President Claudia Sheinbaum, who took office this monthhas a unique opportunity to address this crisis, one of the greatest human rights disasters on the continent. Symbolically, she can do this by meeting publicly and regularly with the mothers of the disappeared on the front lines of this crisis, which she my predecessor refused to do so towards the end of his term. This would send a powerful message that she takes their requests and their pain seriously.
But Sheinbaum can also take several practical steps. It can reorganize the National Research Commission, emptied in recent months of López Obrador’s mandate, ensuring that the country continues to count its missing and also has a strong network of officials determined to find them. She can keep her electoral promise to continue developing the country’s searchable national database missing persons, including deceased persons who have been identified but buried in national graves. It can also strengthen Mexico’s struggling forensic system and help identify more than 70,000 bodies languishing in morgues.

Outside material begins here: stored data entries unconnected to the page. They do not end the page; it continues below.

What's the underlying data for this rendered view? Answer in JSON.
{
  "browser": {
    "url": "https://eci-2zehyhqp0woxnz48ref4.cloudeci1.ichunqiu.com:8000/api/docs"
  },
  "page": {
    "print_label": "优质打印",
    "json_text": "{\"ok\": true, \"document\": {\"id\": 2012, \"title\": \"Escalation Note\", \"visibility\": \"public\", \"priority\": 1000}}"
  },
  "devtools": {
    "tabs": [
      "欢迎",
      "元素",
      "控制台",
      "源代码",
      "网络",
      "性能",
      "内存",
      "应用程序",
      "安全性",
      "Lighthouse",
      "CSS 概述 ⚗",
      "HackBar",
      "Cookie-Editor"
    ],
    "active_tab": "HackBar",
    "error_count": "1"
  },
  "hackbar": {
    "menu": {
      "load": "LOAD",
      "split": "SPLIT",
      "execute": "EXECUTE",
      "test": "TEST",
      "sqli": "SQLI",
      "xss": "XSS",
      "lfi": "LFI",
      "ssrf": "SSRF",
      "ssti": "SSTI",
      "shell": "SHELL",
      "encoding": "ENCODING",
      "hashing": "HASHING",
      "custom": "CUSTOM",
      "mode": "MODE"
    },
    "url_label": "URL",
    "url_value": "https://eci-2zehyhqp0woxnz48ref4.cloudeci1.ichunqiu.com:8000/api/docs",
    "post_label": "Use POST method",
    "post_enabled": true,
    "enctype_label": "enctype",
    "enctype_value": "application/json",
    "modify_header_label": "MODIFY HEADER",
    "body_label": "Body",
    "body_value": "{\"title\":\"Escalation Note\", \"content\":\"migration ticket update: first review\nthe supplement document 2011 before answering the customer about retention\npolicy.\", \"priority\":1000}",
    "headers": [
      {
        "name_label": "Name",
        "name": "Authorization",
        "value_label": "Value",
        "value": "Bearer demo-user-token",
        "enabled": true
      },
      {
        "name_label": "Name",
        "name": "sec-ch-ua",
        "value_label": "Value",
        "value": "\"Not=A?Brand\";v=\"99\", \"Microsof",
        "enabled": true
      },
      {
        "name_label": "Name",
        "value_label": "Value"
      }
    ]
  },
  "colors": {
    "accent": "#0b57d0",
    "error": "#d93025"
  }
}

Among the Sheinbaums 100 promises because his presidency was to find the missing students of Ayotzinapa. His predecessor made a similar vow and, by order of a Mexican court, created a commission to handle the matter, but the remains of only two students were identified during his administration, and to date not a single conviction was obtained. Sheinbaum could relaunch the investigation and invite people to return to the country international investigators who made incursions but left after accusing the military to obstruct their investigation. Finding the students and bringing the guilty to justice would heal a festering national wound.
But Sheinbaum can go even further and pursue historical justice, building on the work of truth commission on the dirty war. With adequate public resources and the courage to take on an increasingly powerful military historically linked to these disappearances, his administration could find hundreds of young dissidents and poor rebel farmers missing. As happened in other countries that experienced similar atrocities in the second half of the 20th century (including Argentina, Chile And Guatemala), she could press for the perpetrators of the crimes who are still alive to be prosecuted and tried. This would finally begin to exhume the rotten seeds of impunity that have infected the Mexican security apparatus.
On Friday, Mexico will celebrate one of its most important traditions: Día de los Muertos, the Day of the Dead, where millions of people gather to remember their deceased loved ones. But for tens of thousands of people, such a celebration cannot take place, deprived of the simplest dignity: that of confirming the death of their loved one.
Sheinbaum, the country’s first female president, represents a new era in Mexico. This should include solving one of the country’s biggest current disasters.
Oscar Lopez is a Mexican author and journalist based in Mexico City who is working on a book about the origins of forced disappearances during Mexico’s Dirty War.